In wake of the news that her former Today show co-host Matt Lauer is accused of sexual misconduct by several show staffers, Ann Curry has finally broken her silence five years after leaving.

Speaking exclusively to PEOPLE, Curry talked about leaving and how "it hurt like hell."

"It hurt so much, but I learned a lot about myself. I can say I’ve done nothing wrong. I’ve been honest and true. I’ve tried to stay pure. I’ve tried to not respond in a knee-jerk manner, and I’ve stayed very close to who I am. So it hurt, but I’m also proud of myself," she added.

Curry spent less than a year on Today, eventually getting fired. She said at the time, "I’m sorry I couldn’t carry the ball over the finish line, but, man, I did try!"

Rumors began circulating that Lauer was the reason she was let go, and with the new reports of him being accused of misusing his position for sexual purposes, many believe this is a reckoning for what happened with Curry. She does not see it that way, however.

I’m not going to say it wasn’t hard,” Curry says of how she has coped with lingering resentment. “But I had to let go. And I learned that when you not only let go but open your arms wide and learn the lessons that an experience — no matter how bad — can teach you, that’s when you rise.”

“I can say today I’m stronger now,” Curry added. “I’m smarter. I’m happier, as happy as I’ve ever been. And my compassion has only grown. When you go through the pain and learn the lessons, you will be changed for the better.”

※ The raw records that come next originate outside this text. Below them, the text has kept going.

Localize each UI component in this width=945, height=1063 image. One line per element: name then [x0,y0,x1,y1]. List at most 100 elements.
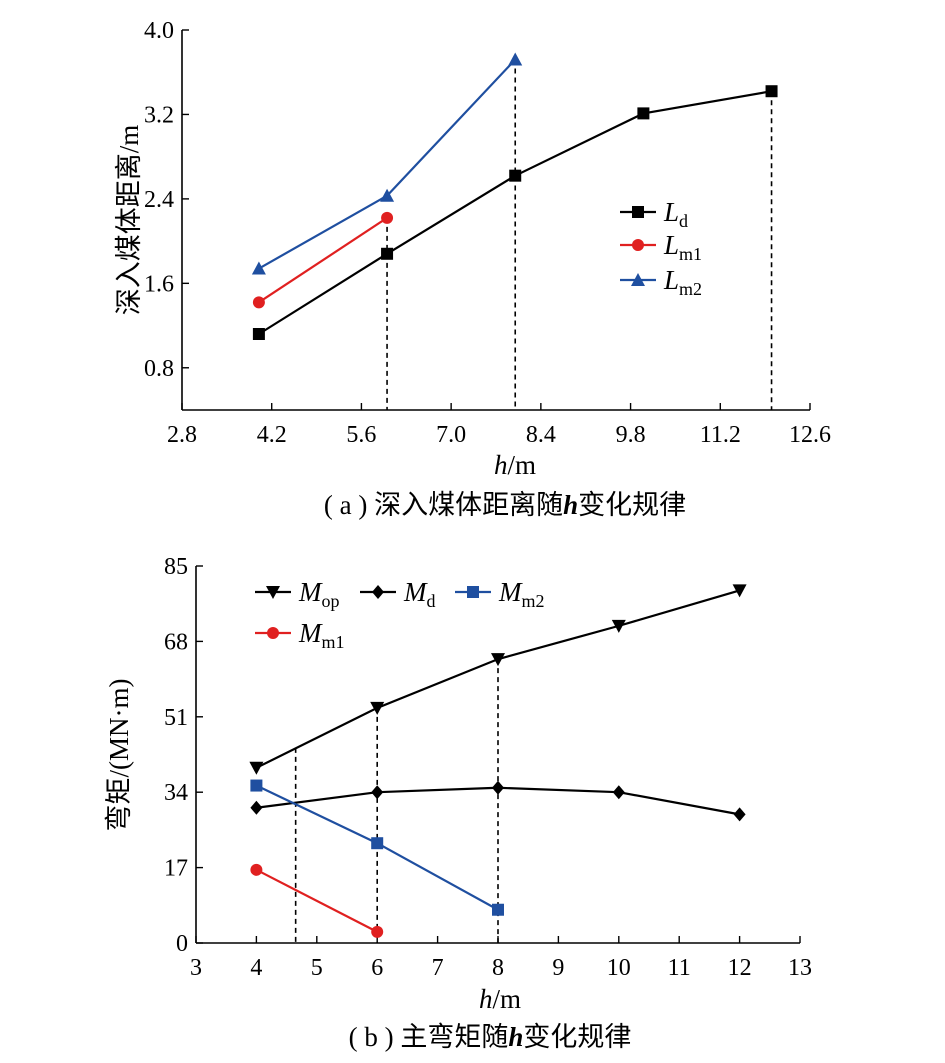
legend-label-name: M [298,577,323,607]
caption-suffix: 变化规律 [578,490,686,520]
y-tick-label: 85 [164,554,188,580]
x-tick-label: 10 [607,955,631,981]
legend-label: Mop [298,577,340,611]
caption-var: h [563,490,578,520]
y-tick-label: 0.8 [144,356,174,382]
y-tick-label: 1.6 [144,271,174,297]
data-point [508,52,523,66]
data-point [611,619,626,633]
legend-label: Lm2 [663,265,702,299]
x-tick-label: 2.8 [167,422,197,448]
series-Lm1 [252,211,394,309]
data-point [612,785,625,800]
y-tick-label: 4.0 [144,18,174,44]
legend-label-name: L [663,197,679,227]
data-point [252,328,265,340]
x-tick-label: 4.2 [257,422,287,448]
legend-label-sub: d [679,211,688,231]
data-point [370,701,385,715]
series-Lm2 [251,52,523,275]
series-line [258,216,388,304]
data-point [509,169,522,182]
legend-label-sub: op [322,591,340,611]
data-point [733,807,746,822]
data-point [251,261,266,275]
data-point [250,863,263,876]
x-tick-label: 11.2 [700,422,741,448]
legend-label-name: M [403,577,428,607]
legend-marker [632,239,644,251]
chart-a: 0.8 1.6 2.4 3.2 4.0 2.8 4.2 5.6 7.0 8.4 9.8 11.2 12.… [114,18,831,520]
x-tick-label: 13 [788,955,812,981]
x-tick-label: 11 [668,955,691,981]
legend-label-name: L [663,230,679,260]
x-tick-label: 5 [311,955,323,981]
legend-marker [267,627,279,639]
caption-var: h [508,1022,523,1052]
x-tick-label: 12 [728,955,752,981]
x-axis-label-var: h [479,984,493,1014]
x-tick-label: 4 [250,955,262,981]
caption-suffix: 变化规律 [523,1022,631,1052]
data-point [637,107,650,120]
data-point [765,85,778,98]
legend-item: Ld [620,197,688,231]
x-tick-label: 8 [492,955,504,981]
legend-item: Lm1 [620,230,702,264]
data-point [250,779,263,792]
legend-item: Lm2 [620,265,702,299]
caption-prefix: ( a ) 深入煤体距离随 [324,490,563,520]
legend-item: Mm1 [255,618,345,652]
x-tick-label: 7 [432,955,444,981]
series-Mm2 [250,779,504,916]
legend-label: Lm1 [663,230,702,264]
series-line [255,868,378,933]
x-tick-label: 9 [552,955,564,981]
y-tick-label: 0 [176,931,188,957]
legend-marker [372,585,384,599]
x-tick-label: 3 [190,955,202,981]
data-point [492,780,504,795]
x-tick-label: 5.6 [346,422,376,448]
series-Mop [249,584,747,775]
x-tick-label: 7.0 [436,422,466,448]
x-tick-label: 12.6 [789,422,831,448]
legend-label-sub: m2 [522,591,545,611]
y-axis-label: 深入煤体距离/m [114,125,144,316]
legend-label-sub: d [427,591,436,611]
y-tick-label: 3.2 [144,102,174,128]
legend-label: Md [403,577,436,611]
legend-marker [631,273,645,286]
legend-label-sub: m1 [322,632,345,652]
legend-item: Mop [255,577,340,611]
series-Ld [252,85,778,340]
x-tick-label: 9.8 [616,422,646,448]
y-tick-label: 34 [164,780,188,806]
x-axis-label-unit: /m [507,450,536,480]
legend-label-name: M [498,577,523,607]
data-point [380,188,395,202]
data-point [492,903,504,916]
x-axis-label-var: h [494,450,508,480]
legend-label-sub: m1 [679,244,702,264]
legend-marker [632,206,644,218]
x-tick-label: 8.4 [526,422,556,448]
legend-label-sub: m2 [679,279,702,299]
legend-item: Md [360,577,436,611]
legend-label: Ld [663,197,688,231]
legend-marker [467,586,479,598]
data-point [371,837,384,850]
caption: ( a ) 深入煤体距离随h变化规律 [324,490,686,520]
caption: ( b ) 主弯矩随h变化规律 [349,1022,632,1052]
x-axis-label: h/m [479,984,521,1014]
data-point [371,925,384,938]
legend-label: Mm2 [498,577,545,611]
data-point [381,211,394,224]
y-tick-label: 17 [164,856,188,882]
data-point [491,653,505,667]
y-tick-label: 2.4 [144,187,174,213]
legend-marker [266,586,280,599]
data-point [371,785,384,800]
data-point [250,800,263,815]
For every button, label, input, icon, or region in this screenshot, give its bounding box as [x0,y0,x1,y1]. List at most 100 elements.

The 61-year-old mother of two also said, "Experience has taught me, as a journalist, the No. 1 thing you have to be is humble. It’s not about you."

Curry has remained fairly low-key since her 2012 exit from Today, but is returning to TV this year.

On Jan. 23 Curry will kick off We’ll Meet Again, a brand new six-part docuseries airing on PBS.

“I’ve always thought of journalism as a service profession. I’m in it to give, not to get. This show lets me explore people’s beautiful wishes to reconnect with the people who helped them survive,” Curry said of the series.

“The power we have to do good and to have compassion lives deep within us all, and I believe it’s something we need to be reminded of,” she added. “There are times we forget it exists, and we may be living in one of those times right now. But the capacity for good is still there. It exists, and it will rise again.”